Congenital hearing impairment is present in approximately 1 in 1,000 newborns, and yet there is no physiological cure for children who are born deaf. Most cases of congenital deafness are due to a mutation in a gene that is required for normal development of the sensory hair cells in the inner ear that are responsible for detecting sound. To cure deafness caused by such mutations, the expression of the gene must be corrected, a feat that has been elusive until recently.

Rosalind Franklin University of Medicine and Science (RFUMS) Assistant Professor Michelle Hastings and her team, along with investigators at Louisiana State University Health Sciences Center in New Orleans, and Isis Pharmaceuticals in Carlsbad, Calif, have now found a way to target gene expression in the ear and rescue hearing and balance in mice that have a mutation that causes deafness in humans. The results of the study are reported in the paper, Rescue of hearing and vestibular function in a mouse model of human deafness, which was published February 4, 2013 in the journal Nature Medicine.
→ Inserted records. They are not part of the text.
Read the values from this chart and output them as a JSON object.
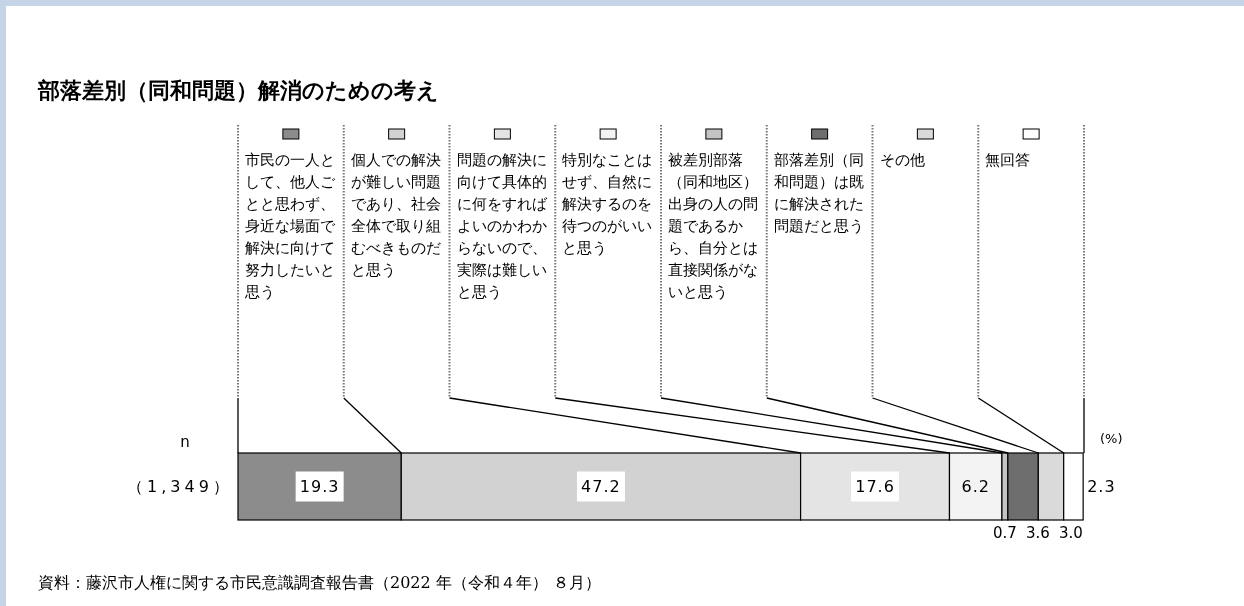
{
  "chart_data": {
    "type": "bar",
    "orientation": "horizontal",
    "stacked": true,
    "title": "部落差別（同和問題）解消のための考え",
    "ylabel": "n",
    "categories": [
      "（1,349）"
    ],
    "xlim": [
      0,
      100
    ],
    "tick_labels": "y",
    "legend": "top",
    "data_labels": true,
    "series": [
      {
        "name": "市民の一人として、他人ごとと思わず、身近な場面で解決に向けて努力したいと思う",
        "color": "#8c8c8c",
        "values": [
          19.3
        ],
        "value_labels": [
          "19.3"
        ]
      },
      {
        "name": "個人での解決が難しい問題であり、社会全体で取り組むべきものだと思う",
        "color": "#d2d2d2",
        "values": [
          47.2
        ],
        "value_labels": [
          "47.2"
        ]
      },
      {
        "name": "問題の解決に向けて具体的に何をすればよいのかわからないので、実際は難しいと思う",
        "color": "#e4e4e4",
        "values": [
          17.6
        ],
        "value_labels": [
          "17.6"
        ]
      },
      {
        "name": "特別なことはせず、自然に解決するのを待つのがいいと思う",
        "color": "#f3f3f3",
        "values": [
          6.2
        ],
        "value_labels": [
          "6.2"
        ]
      },
      {
        "name": "被差別部落（同和地区）出身の人の問題であるから、自分とは直接関係がないと思う",
        "color": "#c4c4c4",
        "values": [
          0.7
        ],
        "value_labels": [
          "0.7"
        ]
      },
      {
        "name": "部落差別（同和問題）は既に解決された問題だと思う",
        "color": "#6e6e6e",
        "values": [
          3.6
        ],
        "value_labels": [
          "3.6"
        ]
      },
      {
        "name": "その他",
        "color": "#dadada",
        "values": [
          3.0
        ],
        "value_labels": [
          "3.0"
        ]
      },
      {
        "name": "無回答",
        "color": "#ffffff",
        "values": [
          2.3
        ],
        "value_labels": [
          "2.3"
        ]
      }
    ],
    "annotations": [
      "(%)",
      "資料：藤沢市人権に関する市民意識調査報告書（2022 年（令和４年） ８月）"
    ]
  }
}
Dr. Hastings collaborated with research leaders across the country, and the collaboration led to the development of a novel therapeutic approach to treat deafness and balance impairment by injecting mice with a single dose of a small, synthetic RNA-like molecule, called an antisense oligonucleotide (ASO).
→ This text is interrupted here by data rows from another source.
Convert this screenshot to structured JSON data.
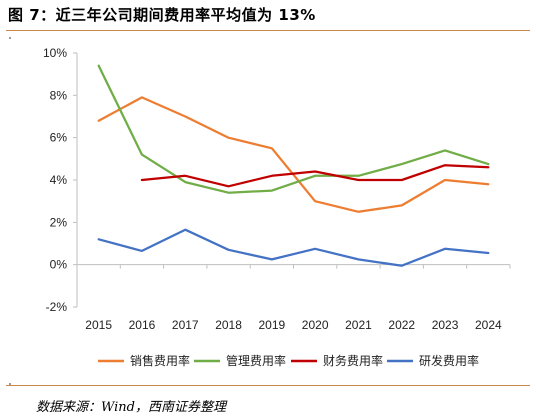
{
  "header": {
    "title": "图 7：近三年公司期间费用率平均值为 13%"
  },
  "footer": {
    "source": "数据来源：Wind，西南证券整理"
  },
  "chart_data": {
    "type": "line",
    "x": [
      "2015",
      "2016",
      "2017",
      "2018",
      "2019",
      "2020",
      "2021",
      "2022",
      "2023",
      "2024"
    ],
    "series": [
      {
        "name": "销售费用率",
        "color": "#ed7d31",
        "values": [
          6.8,
          7.9,
          7.0,
          6.0,
          5.5,
          3.0,
          2.5,
          2.8,
          4.0,
          3.8
        ]
      },
      {
        "name": "管理费用率",
        "color": "#70ad47",
        "values": [
          9.4,
          5.2,
          3.9,
          3.4,
          3.5,
          4.2,
          4.2,
          4.75,
          5.4,
          4.75
        ]
      },
      {
        "name": "财务费用率",
        "color": "#c00000",
        "values": [
          null,
          4.0,
          4.2,
          3.7,
          4.2,
          4.4,
          4.0,
          4.0,
          4.7,
          4.6
        ]
      },
      {
        "name": "研发费用率",
        "color": "#4472c4",
        "values": [
          1.2,
          0.65,
          1.65,
          0.7,
          0.25,
          0.75,
          0.25,
          -0.05,
          0.75,
          0.55
        ]
      }
    ],
    "y_ticks": [
      "10%",
      "8%",
      "6%",
      "4%",
      "2%",
      "0%",
      "-2%"
    ],
    "ylim": [
      -2,
      10
    ],
    "grid": false,
    "legend_position": "bottom"
  }
}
The ASO was designed to specifically recognize and fix a mutation in a gene called USH1C that causes Usher syndrome in humans. The ASO blocks the effect of the mutation, allowing the gene product to function properly, thereby preventing deafness.

Usher syndrome is the leading genetic cause of combined deafness and blindness in humans. Treatment of these Usher mice with the ASO early in life rescues hearing and cures all balance problems. “The effectiveness of the ASO is striking,” states Hastings. “A single dose of the drug to newborn mice corrects balance problems and allows these otherwise deaf mice to hear at levels similar to non-Usher mice for a large portion of their life,” she says.

Validating ASO efficacy in the Usher mice is an important step in the process of developing the strategy for human therapy. Dr. Jennifer Lentz, Health Sciences Center, who has been studying Usher syndrome for almost 10 years and engineered the mice to model the human disease, states, “Successfully treating a human genetic disease in this animal model brings the possibility of treating patients much closer.”

The results of the study demonstrate the therapeutic potential of this type of ASO in the treatment of deafness and provide evidence that congenital deafness can be effectively overcome by treatment early in development to correct gene expression.